Então Iwamasa encheu uma seringa com cetamina, deu a terceira injeção em seu chefe e saiu para fazer algumas tarefas, conforme descrito nos documentos judiciais. Quando voltou, encontrou Perry de bruços na água, morto.
Iwamasa foi um dos cinco indivíduos que as autoridades da Califórnia acusaram esta semana de conspirar para distribuir cetamina, um poderoso anestésico, a Perry. Entre os acusados estavam dois médicos, uma mulher acusada de ser traficante e um conhecido que se declarou culpado de atuar como intermediário.
Perry, uma figura querida que ganhou fama interpretando Chandler Bing no seriado “Friends”, lutou por muito tempo contra o vício. Os documentos judiciais apresentados no caso esclarecem as semanas desesperadoras que antecederam a morte de Perry, em 28 de outubro, aos 54 anos.

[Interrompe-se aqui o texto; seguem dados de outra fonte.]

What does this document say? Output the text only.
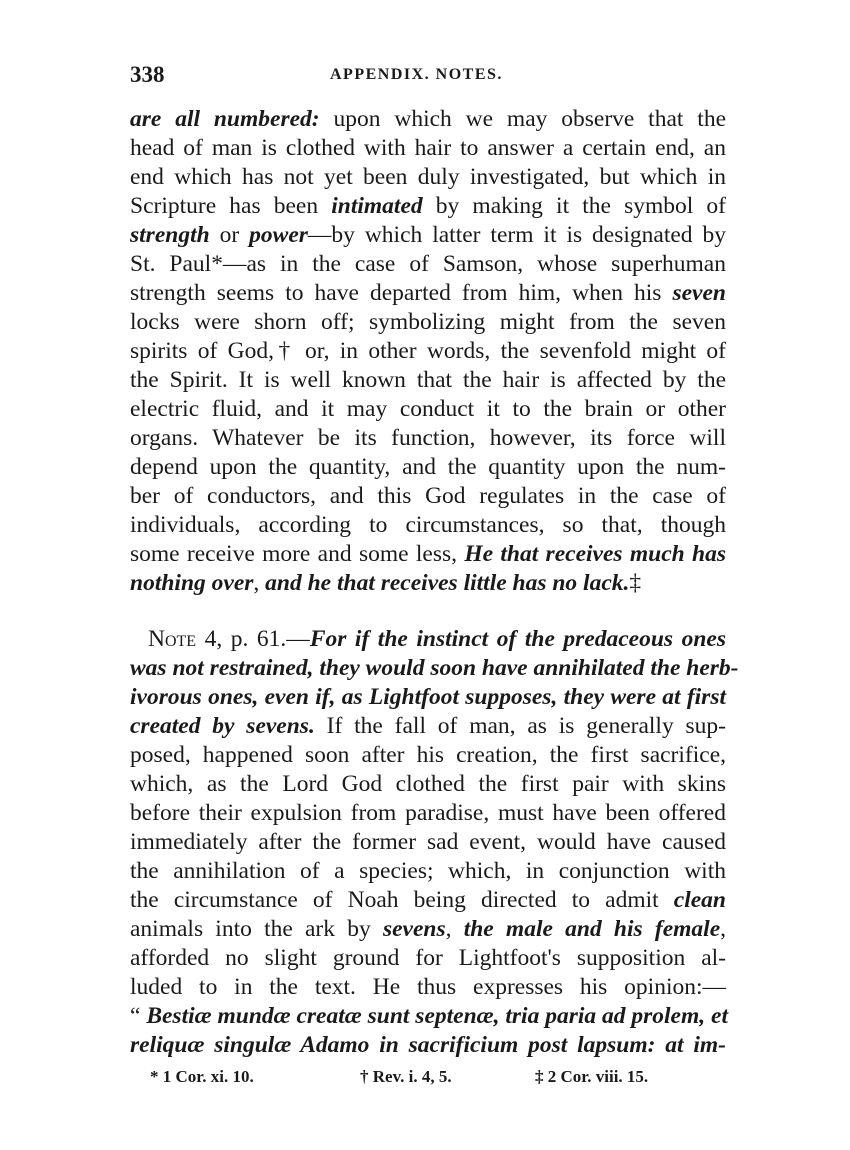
338	APPENDIX. NOTES.
are all numbered: upon which we may observe that the
head of man is clothed with hair to answer a certain end, an
end which has not yet been duly investigated, but which in
Scripture has been intimated by making it the symbol of
strength or power—by which latter term it is designated by
St. Paul*—as in the case of Samson, whose superhuman
strength seems to have departed from him, when his seven
locks were shorn off; symbolizing might from the seven
spirits of God,† or, in other words, the sevenfold might of
the Spirit. It is well known that the hair is affected by the
electric fluid, and it may conduct it to the brain or other
organs. Whatever be its function, however, its force will
depend upon the quantity, and the quantity upon the num-
ber of conductors, and this God regulates in the case of
individuals, according to circumstances, so that, though
some receive more and some less, He that receives much has
nothing over, and he that receives little has no lack.‡
Note 4, p. 61.—For if the instinct of the predaceous ones
was not restrained, they would soon have annihilated the herb-
ivorous ones, even if, as Lightfoot supposes, they were at first
created by sevens. If the fall of man, as is generally sup-
posed, happened soon after his creation, the first sacrifice,
which, as the Lord God clothed the first pair with skins
before their expulsion from paradise, must have been offered
immediately after the former sad event, would have caused
the annihilation of a species; which, in conjunction with
the circumstance of Noah being directed to admit clean
animals into the ark by sevens, the male and his female,
afforded no slight ground for Lightfoot's supposition al-
luded to in the text. He thus expresses his opinion:—
“ Bestiæ mundæ creatæ sunt septenæ, tria paria ad prolem, et
reliquæ singulæ Adamo in sacrificium post lapsum: at im-
* 1 Cor. xi. 10.	† Rev. i. 4, 5.	‡ 2 Cor. viii. 15.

Em seus últimos dias, disseram as autoridades, Perry parecia se tornar cada vez mais dependente da cetamina e ansioso para encontrar fontes ilegais da droga depois que os médicos de uma clínica local se recusaram a aumentar sua dosagem.
Havia sinais de alerta de que era perigoso. Os documentos judiciais referem-se a vários casos em que Perry sofreu efeitos adversos da droga, incluindo uma ocasião em que o seu assistente o encontrou inconsciente em casa e o viu perder a capacidade de falar ou mover-se após uma grande dose.

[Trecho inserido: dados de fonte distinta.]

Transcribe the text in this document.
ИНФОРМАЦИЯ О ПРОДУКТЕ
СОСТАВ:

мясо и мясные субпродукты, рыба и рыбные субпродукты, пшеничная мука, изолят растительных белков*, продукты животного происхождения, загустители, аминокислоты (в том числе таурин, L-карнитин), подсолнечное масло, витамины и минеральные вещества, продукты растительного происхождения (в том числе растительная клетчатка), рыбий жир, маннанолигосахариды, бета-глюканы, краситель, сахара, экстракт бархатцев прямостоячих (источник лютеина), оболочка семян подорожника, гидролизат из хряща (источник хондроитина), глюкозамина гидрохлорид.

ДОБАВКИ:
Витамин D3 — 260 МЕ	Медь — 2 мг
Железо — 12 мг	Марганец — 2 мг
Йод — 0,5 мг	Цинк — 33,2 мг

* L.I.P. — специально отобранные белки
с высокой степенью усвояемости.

Na acusação, que se seguiu a uma investigação de sete meses e a um grande júri, os promotores acusaram vários dos réus de facilitar o uso de cetamina por Perry, apesar de estarem cientes de seu histórico de abuso e dependência de drogas e de suas tentativas de permanecer sóbrio.
Este relato dos últimos dias de Perry foi extraído dos acordos de acusação e confissão alcançados por Iwamasa e dois dos outros réus. As tentativas de contacto com os arguidos não tiveram sucesso; na quinta-feira, o Dr. Salvador Plasencia e Jasveen Sangha, cujos julgamentos estão marcados para outubro, se declararam inocentes.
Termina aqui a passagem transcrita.